I think there's certainly an argument that Kayak is at the top of the pack, in terms of travel search engines, but I'm not sure what criteria the author used in determining that. Picking 11 O/D pairs is not exactly an objective way to determine who has the best fares and I didn't see an objective chart of features. A proper analysis would have many different dimensions with a lot of different searches. Consider this: I just did a search on all three engines from SJC->TPA. Kayak's cheapest fare was $356 on Frontier/United at Cheaptickets, but it was SFO->MCO->SFO. SideSteps's cheapest fare was $355 on Delta/Continental at Orbitz, but it was OAK->MCO->OAK. For those of you who don't know, driving from TPA to MCO is a long, long drive, because I4 is a bitch of a road, so I'd hardly consider MCO an alternate airport. Mobissimo didn't search alternate airports and got a cheapest price of $433 on American with the proper SJC->TPA itinerary. Thus, a proper analysis would have taken into account direct itineraries vs. cheapest itineraries. One might even separate the cheapest "reasonable" itinerary, e.g. one that departs and leaves from the same airport that's within an hour from the original airport. Also, one should consider groups of flights, like US->US flights, US->International Flights, and International->International flights. I'll bet that Mobissimo kicks butt internationally, for example.
Anyway, the point of that diatribe is that you don't know who has the cheapest flight from just a couple of searches. You need to fiddle around with the parameters to get a more objective view.
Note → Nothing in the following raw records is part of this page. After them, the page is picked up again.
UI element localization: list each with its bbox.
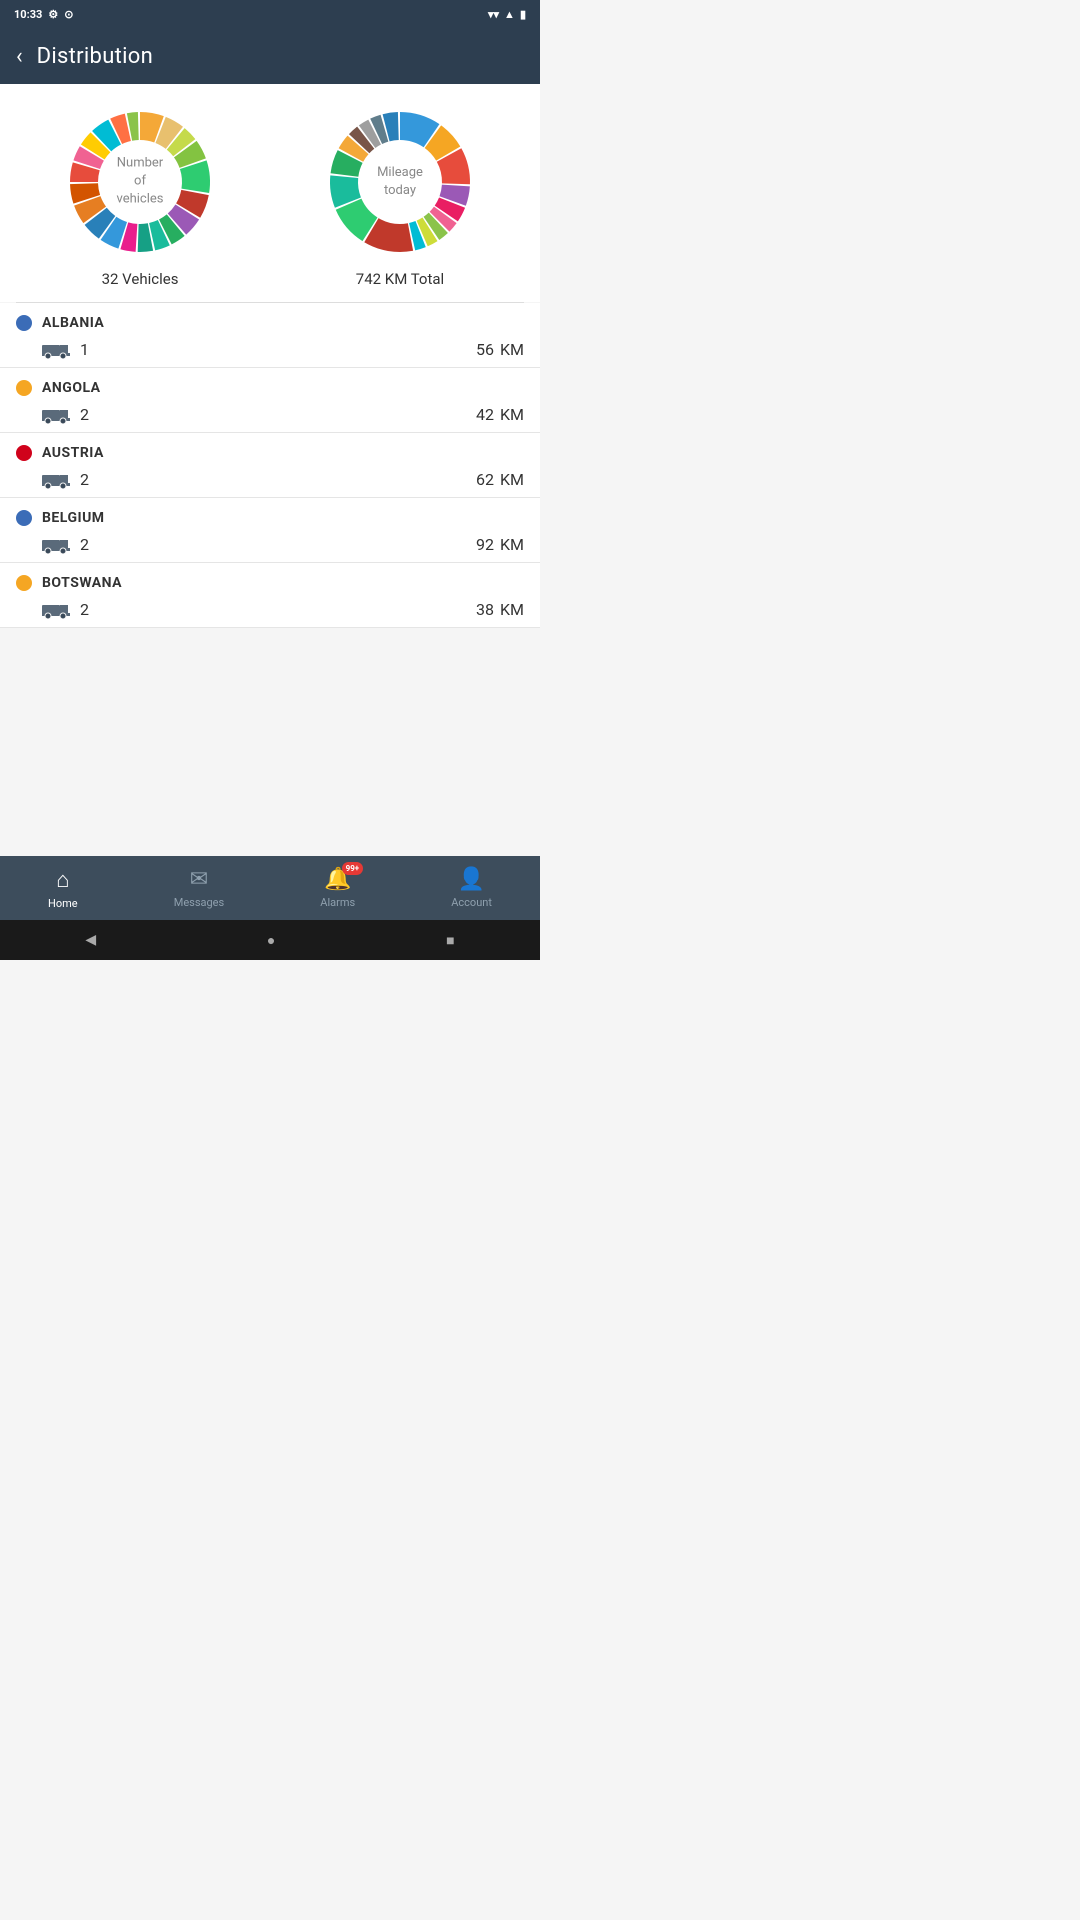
country-name: AUSTRIA (42, 445, 104, 461)
country-color-dot (16, 445, 32, 461)
bottom-nav: ⌂ Home ✉ Messages 🔔 99+ Alarms 👤 Account (0, 856, 540, 920)
android-back[interactable]: ◀ (85, 932, 96, 948)
mileage-value: 92 (476, 535, 494, 554)
account-icon: 👤 (458, 867, 485, 892)
mileage-total: 742 KM Total (356, 270, 444, 288)
country-name: BOTSWANA (42, 575, 122, 591)
android-nav: ◀ ● ■ (0, 920, 540, 960)
country-color-dot (16, 315, 32, 331)
back-button[interactable]: ‹ (16, 44, 23, 69)
truck-icon (42, 404, 70, 424)
vehicle-count: 2 (80, 600, 89, 619)
vehicles-donut-svg (60, 102, 220, 262)
nav-messages-label: Messages (174, 896, 224, 909)
country-list: ALBANIA 1 56 KM (0, 303, 540, 628)
nav-home[interactable]: ⌂ Home (48, 867, 78, 910)
alarms-badge: 99+ (342, 862, 364, 875)
country-color-dot (16, 575, 32, 591)
nav-messages[interactable]: ✉ Messages (174, 867, 224, 909)
country-item: ANGOLA 2 42 KM (0, 368, 540, 433)
country-name: ALBANIA (42, 315, 104, 331)
at-icon: ⊙ (64, 8, 73, 21)
charts-section: Numberofvehicles 32 Vehicles Mileagetoda… (0, 84, 540, 302)
vehicles-total: 32 Vehicles (102, 270, 179, 288)
nav-account[interactable]: 👤 Account (451, 867, 492, 909)
status-bar: 10:33 ⚙ ⊙ ▾▾ ▲ ▮ (0, 0, 540, 28)
mileage-unit: KM (500, 405, 524, 424)
vehicle-count: 2 (80, 470, 89, 489)
truck-icon (42, 339, 70, 359)
vehicles-chart: Numberofvehicles 32 Vehicles (60, 102, 220, 288)
mileage-value: 56 (476, 340, 494, 359)
mileage-unit: KM (500, 470, 524, 489)
country-color-dot (16, 380, 32, 396)
truck-icon (42, 599, 70, 619)
mileage-donut: Mileagetoday (320, 102, 480, 262)
header: ‹ Distribution (0, 28, 540, 84)
signal-icon: ▲ (504, 8, 515, 21)
mileage-value: 42 (476, 405, 494, 424)
vehicles-donut: Numberofvehicles (60, 102, 220, 262)
mileage-unit: KM (500, 340, 524, 359)
vehicle-count: 2 (80, 405, 89, 424)
country-color-dot (16, 510, 32, 526)
messages-icon: ✉ (190, 867, 208, 892)
country-item: AUSTRIA 2 62 KM (0, 433, 540, 498)
mileage-value: 62 (476, 470, 494, 489)
page-title: Distribution (37, 44, 153, 69)
android-recent[interactable]: ■ (446, 932, 454, 949)
mileage-value: 38 (476, 600, 494, 619)
home-icon: ⌂ (56, 867, 69, 893)
content-wrapper: Numberofvehicles 32 Vehicles Mileagetoda… (0, 84, 540, 856)
truck-icon (42, 469, 70, 489)
time: 10:33 (14, 8, 42, 21)
truck-icon (42, 534, 70, 554)
country-item: BELGIUM 2 92 KM (0, 498, 540, 563)
wifi-icon: ▾▾ (488, 8, 499, 21)
nav-home-label: Home (48, 897, 78, 910)
mileage-unit: KM (500, 600, 524, 619)
mileage-unit: KM (500, 535, 524, 554)
nav-alarms[interactable]: 🔔 99+ Alarms (320, 867, 355, 909)
battery-icon: ▮ (520, 8, 526, 21)
mileage-chart: Mileagetoday 742 KM Total (320, 102, 480, 288)
country-item: ALBANIA 1 56 KM (0, 303, 540, 368)
country-name: ANGOLA (42, 380, 101, 396)
country-item: BOTSWANA 2 38 KM (0, 563, 540, 628)
nav-account-label: Account (451, 896, 492, 909)
settings-icon: ⚙ (48, 8, 58, 21)
vehicle-count: 1 (80, 340, 89, 359)
country-name: BELGIUM (42, 510, 105, 526)
nav-alarms-label: Alarms (320, 896, 355, 909)
vehicle-count: 2 (80, 535, 89, 554)
android-home[interactable]: ● (267, 932, 275, 949)
mileage-donut-svg (320, 102, 480, 262)
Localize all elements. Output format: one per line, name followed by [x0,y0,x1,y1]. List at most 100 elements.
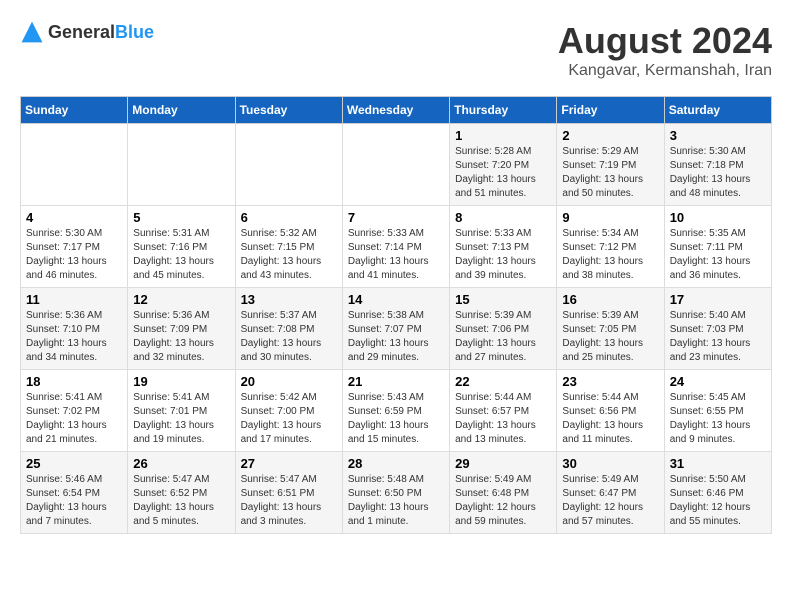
calendar-week-3: 11 Sunrise: 5:36 AM Sunset: 7:10 PM Dayligh… [21,288,772,370]
calendar-cell: 26Sunrise: 5:47 AMSunset: 6:52 PMDayligh… [128,452,235,534]
calendar-cell [21,124,128,206]
day-info-line: Sunset: 7:11 PM [670,242,743,253]
day-content: Sunrise: 5:46 AMSunset: 6:54 PMDaylight:… [26,473,122,529]
calendar-cell: 15 Sunrise: 5:39 AMSunset: 7:06 PMDayligh… [450,288,557,370]
day-content: Sunrise: 5:49 AMSunset: 6:48 PMDaylight:… [455,473,551,529]
day-info-line: Sunset: 6:55 PM [670,406,744,417]
day-info-line: Sunrise: 5:49 AM [455,474,531,485]
day-number: 22 [455,374,551,389]
day-content: Sunrise: 5:30 AMSunset: 7:18 PMDaylight:… [670,145,766,201]
day-content: Sunrise: 5:41 AMSunset: 7:02 PMDaylight:… [26,391,122,447]
day-info-line: Sunrise: 5:39 AM [562,310,638,321]
day-content: Sunrise: 5:43 AMSunset: 6:59 PMDaylight:… [348,391,444,447]
day-info-line: Daylight: 13 hours and 11 minutes. [562,420,643,445]
calendar-cell: 20Sunrise: 5:42 AMSunset: 7:00 PMDayligh… [235,370,342,452]
day-info-line: Sunrise: 5:48 AM [348,474,424,485]
day-info-line: Sunrise: 5:31 AM [133,228,209,239]
day-info-line: Sunrise: 5:32 AM [241,228,317,239]
day-info-line: Sunset: 7:17 PM [26,242,100,253]
calendar-cell: 30 Sunrise: 5:49 AMSunset: 6:47 PMDayligh… [557,452,664,534]
day-info-line: Sunset: 6:54 PM [26,488,100,499]
title-block: August 2024 Kangavar, Kermanshah, Iran [558,20,772,80]
day-info-line: Sunset: 6:48 PM [455,488,529,499]
day-info-line: Sunset: 7:02 PM [26,406,100,417]
day-info-line: Daylight: 13 hours and 48 minutes. [670,174,751,199]
day-info-line: Sunrise: 5:29 AM [562,146,638,157]
calendar-cell: 3Sunrise: 5:30 AMSunset: 7:18 PMDaylight… [664,124,771,206]
day-number: 17 [670,292,766,307]
day-number: 23 [562,374,658,389]
day-number: 11 [26,292,122,307]
day-number: 19 [133,374,229,389]
calendar-cell: 11Sunrise: 5:36 AMSunset: 7:10 PMDayligh… [21,288,128,370]
day-number: 6 [241,210,337,225]
day-content: Sunrise: 5:40 AMSunset: 7:03 PMDaylight:… [670,309,766,365]
day-content: Sunrise: 5:44 AMSunset: 6:56 PMDaylight:… [562,391,658,447]
day-info-line: Sunrise: 5:44 AM [455,392,531,403]
day-info-line: Sunset: 7:10 PM [26,324,100,335]
day-info-line: Daylight: 13 hours and 38 minutes. [562,256,643,281]
calendar-cell: 12 Sunrise: 5:36 AMSunset: 7:09 PMDayligh… [128,288,235,370]
weekday-header-row: SundayMondayTuesdayWednesdayThursdayFrid… [21,97,772,124]
day-number: 16 [562,292,658,307]
day-info-line: Sunrise: 5:47 AM [133,474,209,485]
calendar-cell: 2Sunrise: 5:29 AMSunset: 7:19 PMDaylight… [557,124,664,206]
day-number: 30 [562,456,658,471]
day-info-line: Sunset: 6:52 PM [133,488,207,499]
day-info-line: Daylight: 13 hours and 29 minutes. [348,338,429,363]
calendar-cell: 4Sunrise: 5:30 AMSunset: 7:17 PMDaylight… [21,206,128,288]
calendar-cell [342,124,449,206]
calendar-cell: 5Sunrise: 5:31 AMSunset: 7:16 PMDaylight… [128,206,235,288]
day-info-line: Daylight: 13 hours and 30 minutes. [241,338,322,363]
day-info-line: Sunset: 6:57 PM [455,406,529,417]
day-info-line: Sunset: 7:00 PM [241,406,315,417]
day-info-line: Daylight: 12 hours and 57 minutes. [562,502,643,527]
day-content: Sunrise: 5:36 AMSunset: 7:09 PMDaylight:… [133,309,229,365]
day-info-line: Daylight: 13 hours and 1 minute. [348,502,429,527]
day-number: 7 [348,210,444,225]
calendar-week-1: 1Sunrise: 5:28 AMSunset: 7:20 PMDaylight… [21,124,772,206]
day-info-line: Sunrise: 5:36 AM [133,310,209,321]
day-content: Sunrise: 5:38 AMSunset: 7:07 PMDaylight:… [348,309,444,365]
day-info-line: Daylight: 13 hours and 46 minutes. [26,256,107,281]
day-info-line: Sunset: 7:19 PM [562,160,636,171]
calendar-week-2: 4Sunrise: 5:30 AMSunset: 7:17 PMDaylight… [21,206,772,288]
calendar-cell: 21Sunrise: 5:43 AMSunset: 6:59 PMDayligh… [342,370,449,452]
day-content: Sunrise: 5:39 AMSunset: 7:06 PMDaylight:… [455,309,551,365]
day-info-line: Sunrise: 5:30 AM [670,146,746,157]
day-info-line: Sunrise: 5:39 AM [455,310,531,321]
day-number: 5 [133,210,229,225]
day-number: 12 [133,292,229,307]
day-number: 26 [133,456,229,471]
day-content: Sunrise: 5:45 AMSunset: 6:55 PMDaylight:… [670,391,766,447]
weekday-header-monday: Monday [128,97,235,124]
day-info-line: Daylight: 13 hours and 45 minutes. [133,256,214,281]
day-content: Sunrise: 5:34 AMSunset: 7:12 PMDaylight:… [562,227,658,283]
day-info-line: Sunrise: 5:44 AM [562,392,638,403]
day-info-line: Sunset: 7:03 PM [670,324,744,335]
day-info-line: Daylight: 13 hours and 25 minutes. [562,338,643,363]
day-content: Sunrise: 5:49 AMSunset: 6:47 PMDaylight:… [562,473,658,529]
weekday-header-saturday: Saturday [664,97,771,124]
logo-icon [20,20,44,44]
day-info-line: Sunset: 7:01 PM [133,406,207,417]
calendar-header: SundayMondayTuesdayWednesdayThursdayFrid… [21,97,772,124]
day-info-line: Sunrise: 5:35 AM [670,228,746,239]
day-info-line: Sunrise: 5:46 AM [26,474,102,485]
calendar-body: 1Sunrise: 5:28 AMSunset: 7:20 PMDaylight… [21,124,772,534]
day-info-line: Sunrise: 5:40 AM [670,310,746,321]
calendar-cell: 22Sunrise: 5:44 AMSunset: 6:57 PMDayligh… [450,370,557,452]
day-info-line: Daylight: 13 hours and 21 minutes. [26,420,107,445]
logo-wordmark: GeneralBlue [48,22,154,43]
day-info-line: Sunrise: 5:38 AM [348,310,424,321]
day-number: 4 [26,210,122,225]
day-info-line: Daylight: 13 hours and 36 minutes. [670,256,751,281]
day-number: 14 [348,292,444,307]
day-number: 15 [455,292,551,307]
day-content: Sunrise: 5:47 AMSunset: 6:52 PMDaylight:… [133,473,229,529]
day-number: 2 [562,128,658,143]
day-info-line: Sunrise: 5:49 AM [562,474,638,485]
calendar-cell: 17Sunrise: 5:40 AMSunset: 7:03 PMDayligh… [664,288,771,370]
day-info-line: Sunrise: 5:33 AM [348,228,424,239]
day-info-line: Sunset: 6:50 PM [348,488,422,499]
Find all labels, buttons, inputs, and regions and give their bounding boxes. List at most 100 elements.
Therefore, one should take the AP article with a grain of salt. One of these days, I'll get around to doing the analysis myself. If anyone wants to pay me for my time, I'll generate a really nice report =)
Onto Kayak's flexible date search. Kudos to Kayak for releasing a feature that's been sorely missing in the travel search world! I usually use Orbitz to find the cheapest date to fly, then head off to the travel search engines to find even better rates. I tried a search for a trip to Buffalo (note, you need to be logged in for this to work) and found an extremely cheap fare on Delta. Wow! Only $200 bucks! Granted, the interface isn't nearly as good as Orbitz's Calendar Matrix display. It's impossible for me to see what the cheapest fare is for a given departure/return date pair. Also, Kayak clearly isn't returning all fares that it could be searching. The Buffalo search returned 835 results, even though it was showing 2 departure dates and 7 return dates; a Buffalo search for specific dates returned 576 results, for comparison. This makes sense from a business perspective, because Kayak couldn't run 14 different full searches for each pair without destroying their look-to-book ratio. Nonetheless, I think it's great that Kayak has implemented this, because it's a very useful tool for finding ultra-cheap fares.
I hope the entire summer is a series of volleys among the travel search engines. This could be fun!